Amid making plans for memorials, flag poles and landscaping, the supporters of Huger Park know the future of the project hinges on protecting the site’s signature feature — 10 centuries-old live oaks.
But construction around the three-acre park has left the trees vulnerable to wind and lightning, and traffic near the site has "adversely" impacted their root systems, according to an arborist’s analysis of the oaks. That’s forcing Horry County staff to search for ways to protect the trees and preserve the scenic area.
“It was a critical concern,” said Ashley Cowen, a senior planner with Horry County Government. “Without the trees, you don’t have the basis for why the park was put there.”
The site for Huger Park sits just off Carolina Forest Boulevard near the county recreation center. It’s surrounded by a growing subdivision called The Parks, which spans more than 400 acres.
On Oct. 31, arborist Todd Stephenson of Total Tree and Lake Care examined the trees with county staff. Stephenson determined the trees are healthy, but he noted that their root systems are being affected by the nearby traffic, which is compacting the soil. Homes in the subdivision are under construction and there’s also an amenity center being built nearby.
“That the trees were healthy and vigorous after all of the environmental changes and construction related impacts they’ve been subjected to is a testament to their hardiness,” Stephenson noted in his report. “However, their good appearance is, in all likelihood, associated with them using their stored energy reserves to compensate for water and nutrient uptake lost to soil volume and root space elimination. Left unchecked, those impacts can be reasonably expected to eventually drain the stored energy reserves of the trees to a point where they will be unable to replace them.”

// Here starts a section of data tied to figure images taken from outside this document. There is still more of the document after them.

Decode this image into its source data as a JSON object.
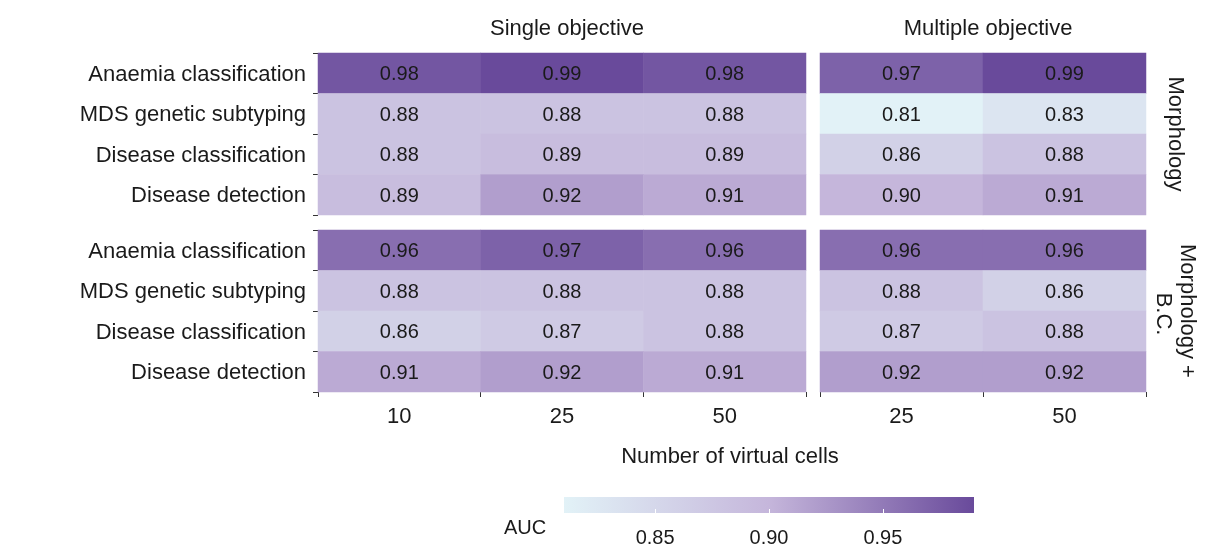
{
  "chart_data": [
    {
      "type": "heatmap",
      "title": "Single objective",
      "categories": [
        "10",
        "25",
        "50"
      ],
      "y_categories": [
        "Anaemia classification",
        "MDS genetic subtyping",
        "Disease classification",
        "Disease detection"
      ],
      "cells": [
        [
          0.98,
          0.99,
          0.98
        ],
        [
          0.88,
          0.88,
          0.88
        ],
        [
          0.88,
          0.89,
          0.89
        ],
        [
          0.89,
          0.92,
          0.91
        ]
      ],
      "data_labels": true,
      "tick_labels": "y"
    },
    {
      "type": "heatmap",
      "title": "Multiple objective",
      "y2label": "Morphology",
      "categories": [
        "25",
        "50"
      ],
      "y_categories": [
        "Anaemia classification",
        "MDS genetic subtyping",
        "Disease classification",
        "Disease detection"
      ],
      "cells": [
        [
          0.97,
          0.99
        ],
        [
          0.81,
          0.83
        ],
        [
          0.86,
          0.88
        ],
        [
          0.9,
          0.91
        ]
      ],
      "cell_labels": [
        [
          "0.97",
          "0.99"
        ],
        [
          "0.81",
          "0.83"
        ],
        [
          "0.86",
          "0.88"
        ],
        [
          "0.90",
          "0.91"
        ]
      ],
      "data_labels": true,
      "tick_labels": false
    },
    {
      "type": "heatmap",
      "xlabel": "Number of virtual cells",
      "categories": [
        "10",
        "25",
        "50"
      ],
      "y_categories": [
        "Anaemia classification",
        "MDS genetic subtyping",
        "Disease classification",
        "Disease detection"
      ],
      "cells": [
        [
          0.96,
          0.97,
          0.96
        ],
        [
          0.88,
          0.88,
          0.88
        ],
        [
          0.86,
          0.87,
          0.88
        ],
        [
          0.91,
          0.92,
          0.91
        ]
      ],
      "data_labels": true
    },
    {
      "type": "heatmap",
      "y2label": "Morphology + B.C.",
      "clabel": "AUC",
      "categories": [
        "25",
        "50"
      ],
      "y_categories": [
        "Anaemia classification",
        "MDS genetic subtyping",
        "Disease classification",
        "Disease detection"
      ],
      "cells": [
        [
          0.96,
          0.96
        ],
        [
          0.88,
          0.86
        ],
        [
          0.87,
          0.88
        ],
        [
          0.92,
          0.92
        ]
      ],
      "clim": [
        0.81,
        0.99
      ],
      "cticks": [
        0.85,
        {
          "value": 0.9,
          "label": "0.90"
        },
        0.95
      ],
      "colors": [
        "#e2f2f7",
        "#c5b6db",
        "#694a9b"
      ],
      "data_labels": true,
      "tick_labels": "x"
    }
  ]
}
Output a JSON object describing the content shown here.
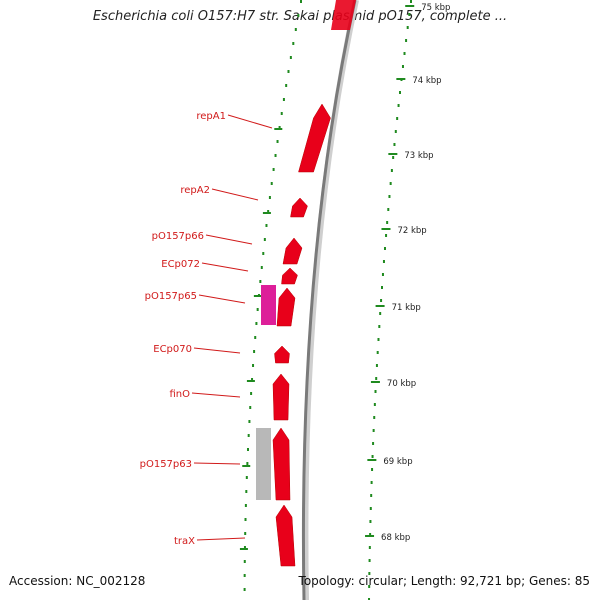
{
  "title": "Escherichia coli O157:H7 str. Sakai plasmid pO157, complete ...",
  "footer": {
    "accession": "Accession: NC_002128",
    "summary": "Topology: circular; Length: 92,721 bp; Genes: 85"
  },
  "colors": {
    "gene": "#e8001a",
    "gene_magenta": "#dd1f99",
    "gene_gray": "#b8b8b8",
    "label": "#d11a1a",
    "tick": "#1f8a1f",
    "backbone": "#7a7a7a"
  },
  "kbp_ticks": [
    "75 kbp",
    "74 kbp",
    "73 kbp",
    "72 kbp",
    "71 kbp",
    "70 kbp",
    "69 kbp",
    "68 kbp"
  ],
  "genes": [
    {
      "name": "repA1",
      "labeled": true
    },
    {
      "name": "repA2",
      "labeled": true
    },
    {
      "name": "pO157p66",
      "labeled": true
    },
    {
      "name": "ECp072",
      "labeled": true
    },
    {
      "name": "pO157p65",
      "labeled": true
    },
    {
      "name": "ECp070",
      "labeled": true
    },
    {
      "name": "finO",
      "labeled": true
    },
    {
      "name": "pO157p63",
      "labeled": true
    },
    {
      "name": "traX",
      "labeled": true
    }
  ]
}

Stephenson also expressed concern about the trees being the sole high point in the area. Cutting down the surrounding trees made the live oaks more susceptible to wind damage and lightning strikes, according to the report.
“Their exposure to wind and lightning is now significantly higher that it has ever been,” Stephenson wrote. “For the trees to remain healthy, they will need to have their root systems restored and protected. Additionally, they will need to be protected from high wind and lightning to which they are now far more prone. … It is now reasonable to expect them to be lightning struck on a regular basis.”
In order to protect the trees, Stephenson recommended stopping all traffic and removing construction material from the areas closest to the tree. He also suggested linking the trees with support cables to stabilize them during high winds and installing a lightning protection system.
How the county will protect the trees is still being decided.
Last month, a group of area residents, county staff, historians and other park supporters gathered in Carolina Forest to discuss developing a master plan for the park.
“Everybody referenced that report,” Cowen said. “People were concerned about how much of the budget they would use towards going to [the suggestions in] that report.”
The county has set aside $169,000 for the park.
The park is named for Revolutionary War Gen. Isaac Huger (pronounced You-gee), who owned 1,000 acres off what is now Carolina Forest Boulevard.
Nine years ago, Joe Garrell donated five acres for the park. Garrell, who died in 2018, was a member of the Lemuel Benton Chapter of the Sons of the American Revolution.
Local historical societies are working with the county on the park's master plan, and representatives from those groups are talking to their national organizations about supporting Huger Park through a memorial, benches or some other gift.
Although the park was originally five acres, county officials agreed to a land swap with the developer of The Parks in 2018. In exchange for two acres, the county received two of the 15 acres it acquired adjacent to the Carolina Forest Recreation Center.
The developer also agreed to pave the road to the park and improve access, as well as install lighting along the road and provide a pedestrian path from the park to the rec center.
The main area of the park — which consists of the circle of 300-year-old live oaks — now has a fence around it and two picnic tables sit beneath the oaks.
County officials had said they expected the park to open this year, but on Tuesday Cowen said there’s not a definite timeline now. She said the county is waiting to hear about the historical societies’ ideas before moving forward in preparing the plan.
Ideas for the park range from a granite memorial honoring locals who fought in the Revolutionary War to plaques telling the history of the Huger family to signs describing the county’s role in the conflict.
“We will incorporate whatever they have to offer into those master plans,” Cowen said, referring to the historical societies.
Kevin Kiely, a Carolina Forest resident who sits on the county’s Parks and Open Space Board (which is helping design the park), said he’d like the county to study whether locals will use the park or if it will be primarily a spot that residents of The Parks visit.
“It’s a relatively small area,” he said, pointing out the property has limited parking. “If people from outside the area decided to use this as an amenity … I can anticipate an issue there. … The big unknown is how many people will actually use this.”
Knowing how much demand there will be for the park can help the county get the best use out of its limited funding, Kiely said.
“There’s definitely financial constraints,” he said.
Pam Dawson, another member of the Parks and Open Space Board, said the county should promote the park to locals.
“It’s beautiful, a truly unique environment,” she said. “I really do think it could be a destination for people once they’re aware of it.”
Regardless of what features are added to the park, Cowen noted that protecting the trees remains of the utmost importance.
“That was definitely a priority,” she said.